Voltando a nossa atual realidade, podemos observar as mesmas tendências se repetindo e, com isso, segundo a Fecomércio 4 entre 10 empresas já fecharam as portas desde o início da pandemia. Os bancos privados brasileiros, apesar de terem diminuído a taxa de juros cobrada, continuam dificultando o acesso ao crédito tanto para a população quanto para empresas, com contrapartidas e juros que não são compatíveis com a atual conjuntura, e dessa forma falham no seu principal objetivo. Ou será que esse não é o objetivo?

É importante notar o protagonismo dos bancos públicos nessa conjuntura, diminuindo substancialmente os juros e participando de programas governamentais específicos no apoio ao micro e pequeno empreendedor. Somente bancos públicos se disponibilizaram a participar do Programa de Capital de Giro para Preservação de Empresas (CGPE).

No Brasil, as micros e pequenas empresas representam 99,1% dos negócios registrados e são responsáveis por 60% da massa de trabalhadores com carteira assinada no país. Entretanto, a maioria dos registros estão na categoria de MEI, que ganham em média menos de 7 mil reais por mês. Não seria mais justo e economicamente melhor que a ajuda federal tivesse o objetivo de ajudar tais empresas que suportam boa parte dos empregos formais?
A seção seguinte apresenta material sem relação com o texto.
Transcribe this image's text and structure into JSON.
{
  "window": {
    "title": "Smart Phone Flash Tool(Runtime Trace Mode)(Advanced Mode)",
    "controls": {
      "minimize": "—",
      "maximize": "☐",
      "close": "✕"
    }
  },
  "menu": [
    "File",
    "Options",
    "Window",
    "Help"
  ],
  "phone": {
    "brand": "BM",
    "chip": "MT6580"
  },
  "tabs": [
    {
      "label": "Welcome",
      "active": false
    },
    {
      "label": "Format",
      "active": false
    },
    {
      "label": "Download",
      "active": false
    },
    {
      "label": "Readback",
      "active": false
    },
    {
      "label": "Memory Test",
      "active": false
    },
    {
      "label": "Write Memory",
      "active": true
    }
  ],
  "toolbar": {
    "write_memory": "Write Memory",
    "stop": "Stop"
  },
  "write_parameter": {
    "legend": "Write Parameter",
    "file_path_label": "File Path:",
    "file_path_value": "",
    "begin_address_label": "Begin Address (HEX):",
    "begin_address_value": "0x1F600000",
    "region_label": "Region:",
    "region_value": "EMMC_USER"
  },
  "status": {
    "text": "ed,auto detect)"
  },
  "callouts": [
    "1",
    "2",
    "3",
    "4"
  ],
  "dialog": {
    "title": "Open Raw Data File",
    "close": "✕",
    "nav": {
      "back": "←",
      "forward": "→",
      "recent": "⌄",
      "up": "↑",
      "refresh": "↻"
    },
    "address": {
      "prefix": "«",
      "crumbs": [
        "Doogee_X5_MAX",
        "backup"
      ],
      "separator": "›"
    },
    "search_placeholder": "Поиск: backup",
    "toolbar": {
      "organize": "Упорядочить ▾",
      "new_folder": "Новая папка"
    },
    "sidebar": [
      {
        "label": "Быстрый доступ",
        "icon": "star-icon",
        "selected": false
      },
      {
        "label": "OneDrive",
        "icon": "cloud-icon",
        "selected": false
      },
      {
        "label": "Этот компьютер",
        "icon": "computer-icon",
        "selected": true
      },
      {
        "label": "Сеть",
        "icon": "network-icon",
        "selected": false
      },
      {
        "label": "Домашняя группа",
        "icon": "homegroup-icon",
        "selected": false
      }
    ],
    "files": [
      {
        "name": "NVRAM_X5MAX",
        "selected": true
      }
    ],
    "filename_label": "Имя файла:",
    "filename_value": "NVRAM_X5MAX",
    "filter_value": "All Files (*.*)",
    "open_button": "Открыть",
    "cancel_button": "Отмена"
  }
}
Por que não dar crédito ao mercadinho do bairro, à lojinha de roupas, ao bar da esquina, às cooperativas de pequenos agricultores ou à família que abriu uma lojinha de vender doces devido ao desemprego?

Hoje percebemos que, na verdade, a maior parte das micro e pequenas empresas são trabalhadores que ,ao se deparar com a realidade do desemprego brasileiro desde 2015 se viu obrigado a “empreender”. O empreendedorismo aqui é questão de sobrevivência, começa no vazio da geladeira e não no desejo.
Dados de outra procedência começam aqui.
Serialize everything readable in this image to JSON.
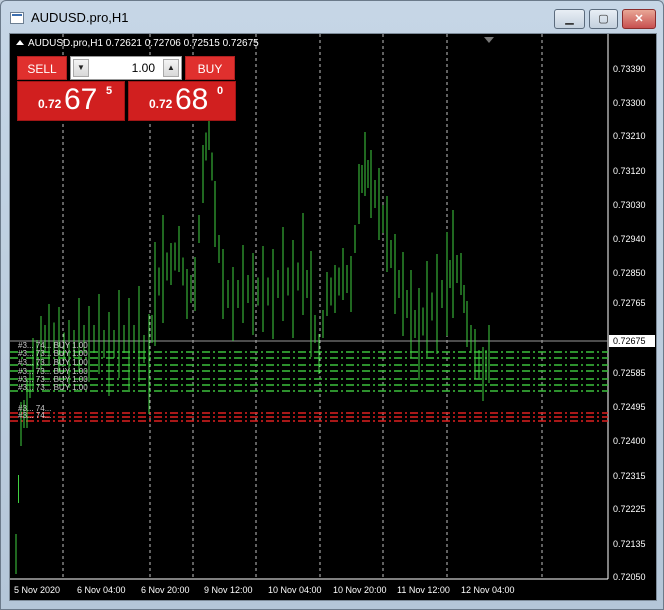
{
  "window": {
    "title": "AUDUSD.pro,H1",
    "min_glyph": "▁",
    "max_glyph": "▢",
    "close_glyph": "✕"
  },
  "chart": {
    "header": "AUDUSD.pro,H1  0.72621 0.72706 0.72515 0.72675",
    "current_price": "0.72675",
    "y_labels": [
      "0.73390",
      "0.73300",
      "0.73210",
      "0.73120",
      "0.73030",
      "0.72940",
      "0.72850",
      "0.72765",
      "0.72675",
      "0.72585",
      "0.72495",
      "0.72400",
      "0.72315",
      "0.72225",
      "0.72135",
      "0.72050"
    ],
    "x_labels": [
      "5 Nov 2020",
      "6 Nov 04:00",
      "6 Nov 20:00",
      "9 Nov 12:00",
      "10 Nov 04:00",
      "10 Nov 20:00",
      "11 Nov 12:00",
      "12 Nov 04:00"
    ],
    "order_labels": [
      "#3... 74... BUY 1.00",
      "#3... 73... BUY 1.00",
      "#3... 73... BUY 1.00",
      "#3... 73... BUY 1.00",
      "#3... 73... BUY 1.00",
      "#3... 73... BUY 1.00",
      "#3... 74...",
      "#3... 74..."
    ],
    "colors": {
      "background": "#000000",
      "bars": "#40d040",
      "grid": "#c0c0c0",
      "buy_lines": "#3cbf3c",
      "sl_lines": "#e02020"
    }
  },
  "trade_panel": {
    "sell_label": "SELL",
    "buy_label": "BUY",
    "lot": "1.00",
    "lot_down_glyph": "▼",
    "lot_up_glyph": "▲",
    "sell_price": {
      "small": "0.72",
      "big": "67",
      "sup": "5"
    },
    "buy_price": {
      "small": "0.72",
      "big": "68",
      "sup": "0"
    }
  }
}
Podemos observar que no cenário do capitalismo existe uma disputa entre o micro/pequeno empresário e o grande, a disputa mitológica entre Davi e Golias seria considerada justa comparada a essa. Essa observação já foi mostrada há mais de 150 anos por Karl Marx, que escreveu sobre a pequena e grande burguesia e suas importâncias na manutenção do capitalismo.
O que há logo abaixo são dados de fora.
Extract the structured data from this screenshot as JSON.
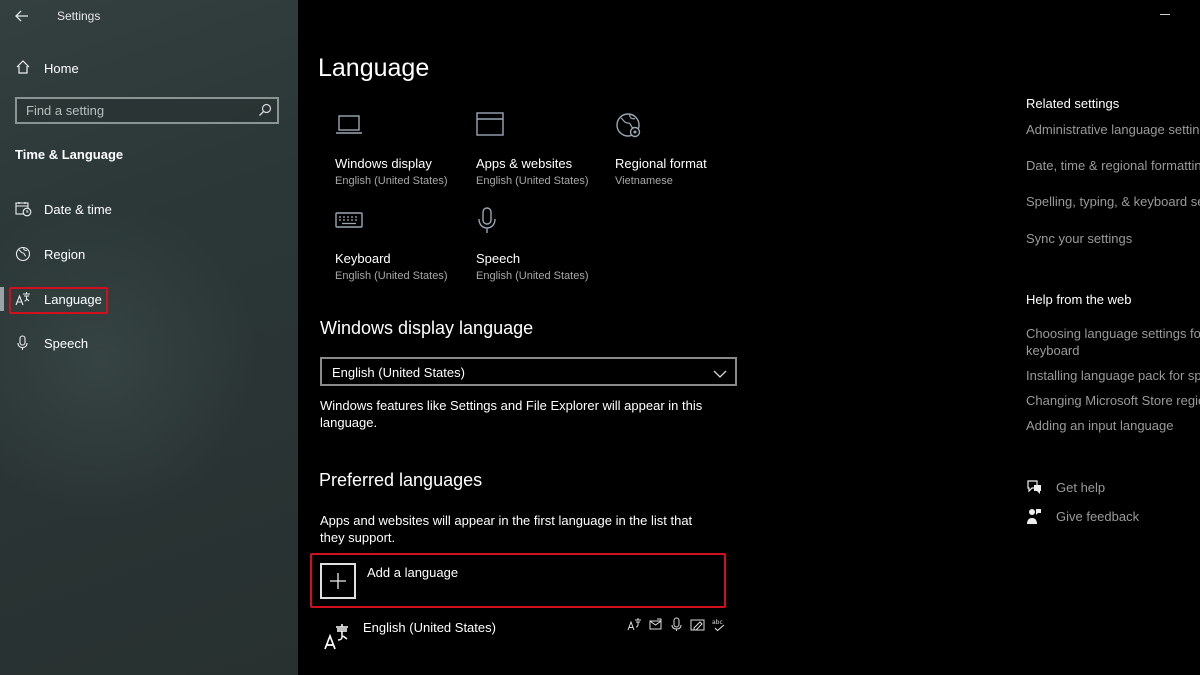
{
  "window": {
    "title": "Settings"
  },
  "sidebar": {
    "home_label": "Home",
    "search_placeholder": "Find a setting",
    "section_heading": "Time & Language",
    "items": [
      {
        "label": "Date & time",
        "icon": "calendar-clock-icon"
      },
      {
        "label": "Region",
        "icon": "globe-icon"
      },
      {
        "label": "Language",
        "icon": "language-icon",
        "selected": true
      },
      {
        "label": "Speech",
        "icon": "microphone-icon"
      }
    ]
  },
  "main": {
    "title": "Language",
    "tiles": [
      {
        "title": "Windows display",
        "subtitle": "English (United States)",
        "icon": "laptop-icon"
      },
      {
        "title": "Apps & websites",
        "subtitle": "English (United States)",
        "icon": "window-icon"
      },
      {
        "title": "Regional format",
        "subtitle": "Vietnamese",
        "icon": "globe-settings-icon"
      },
      {
        "title": "Keyboard",
        "subtitle": "English (United States)",
        "icon": "keyboard-icon"
      },
      {
        "title": "Speech",
        "subtitle": "English (United States)",
        "icon": "microphone-icon"
      }
    ],
    "display_language": {
      "heading": "Windows display language",
      "selected": "English (United States)",
      "description": "Windows features like Settings and File Explorer will appear in this language."
    },
    "preferred": {
      "heading": "Preferred languages",
      "description": "Apps and websites will appear in the first language in the list that they support.",
      "add_label": "Add a language",
      "languages": [
        {
          "name": "English (United States)",
          "features": [
            "display-language-icon",
            "text-to-speech-icon",
            "speech-recognition-icon",
            "handwriting-icon",
            "spell-check-icon"
          ]
        }
      ]
    }
  },
  "right": {
    "related_heading": "Related settings",
    "related_links": [
      "Administrative language settings",
      "Date, time & regional formatting",
      "Spelling, typing, & keyboard settings",
      "Sync your settings"
    ],
    "help_heading": "Help from the web",
    "help_links": [
      "Choosing language settings for keyboard",
      "Installing language pack for speech",
      "Changing Microsoft Store region",
      "Adding an input language"
    ],
    "get_help": "Get help",
    "give_feedback": "Give feedback"
  }
}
A pequena burguesia, para Marx, é uma parcela da sociedade que possui alguns meios de produção, mas ainda necessita colocar o seu próprio trabalho na produção para gerar lucro, não consegue viver apenas do lucro do capital como o burguês. Com isso, em momentos de crise, os pequenos burgueses estão muito mais expostos a dificuldades econômicas e tendem a perder espaço para o grande capital. O neoliberalismo mostra, através de suas crises, para quem ele realmente foi estruturado e feito. Dessa forma, as crises acertam com muito mais gravidade os trabalhadores e pequena burguesia com a conivência do Estado, que também está à disposição do grande capital. E, segundo Marx, são nas crises que a relação entre trabalho e capital acirram.

 Logo, trabalhadores e micro/pequenos empresários precisam se unir para propor uma reestruturação social que dê valor a quem realmente move a sociedade e para exigir uma mudança de postura das ações governamentais durante esse momento. E talvez, dessa forma, mudar aquela famosa máxima do mercado financeiro: muito grande para falir.